Most of the materials undergoing processing in the production processes of chemical technology, from the point of view of the principles of geometry, can be reduced to traditional bodies of canonical shape: a plate, a cylinder, a ball. In the processes of heat treatment of solid materials (heat-moisture treatment, drying, firing), the transfer potentials (temperature, mass content) change significantly over the time of the process. To solve boundary value problems of heat and mass (moisture) conductivity in such cases, the "zonal" method and the "microprocess" method were previously proposed. The possibilities of the "microprocesses" method applied to modeling boundary value problems of heat and mass transfer for bodies of canonical shape under boundary conditions of the first kind (Dirichlet conditions) were shown in the previous works of the authors.
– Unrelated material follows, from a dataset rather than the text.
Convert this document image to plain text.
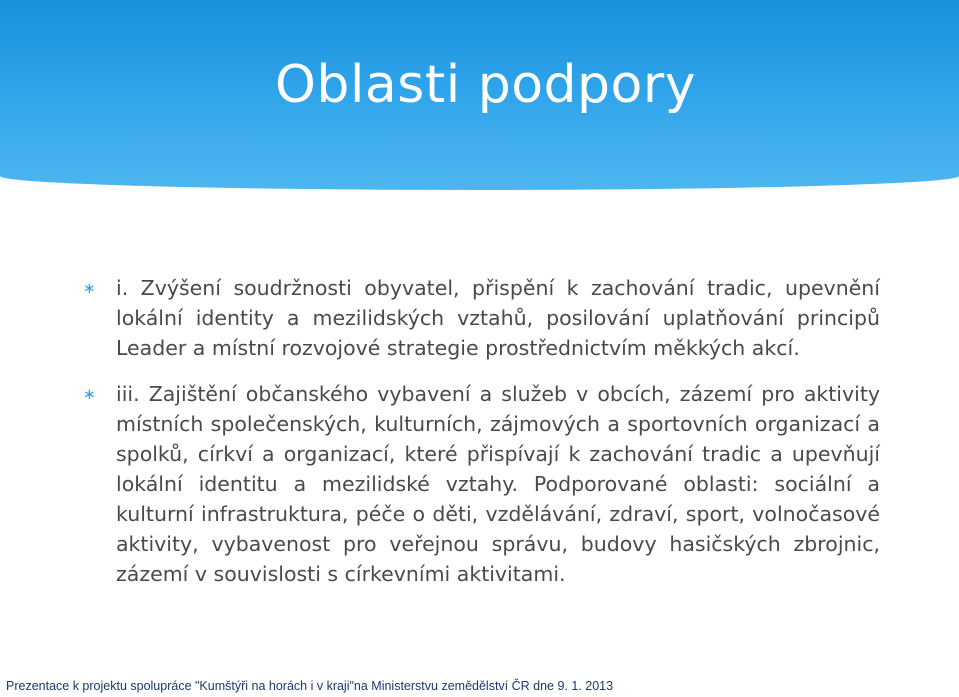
Oblasti podpory
∗ i. Zvýšení soudržnosti obyvatel, přispění k zachování tradic, upevnění lokální identity a mezilidských vztahů, posilování uplatňování principů Leader a místní rozvojové strategie prostřednictvím měkkých akcí.
∗ iii. Zajištění občanského vybavení a služeb v obcích, zázemí pro aktivity místních společenských, kulturních, zájmových a sportovních organizací a spolků, církví a organizací, které přispívají k zachování tradic a upevňují lokální identitu a mezilidské vztahy. Podporované oblasti: sociální a kulturní infrastruktura, péče o děti, vzdělávání, zdraví, sport, volnočasové aktivity, vybavenost pro veřejnou správu, budovy hasičských zbrojnic, zázemí v souvislosti s církevními aktivitami.
Prezentace k projektu spolupráce "Kumštýři na horách i v kraji"na Ministerstvu zemědělství ČR dne 9. 1. 2013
This paper presents an illustration of the application of the "microprocess" method for solving boundary value problems of heat and moisture conductivity under more general boundary conditions, conditions of the third kind (Rie-mann-Newton). The great universality of these conditions lies in the fact that, depending on the values of the Biot number (Bi), they transform into a condition of the first kind (Bi tends to zero) or the second (Bi tends to infinity). It is shown that the search for solutions in the region of small values of Fourier numbers (Fo <0.1) is promising for modeling the processes of heat and mass transfer in systems with a solid phase based on the method of "micro-processes". Solutions of the corresponding boundary value problems are given and examples of the results of their numerical implementation are shown.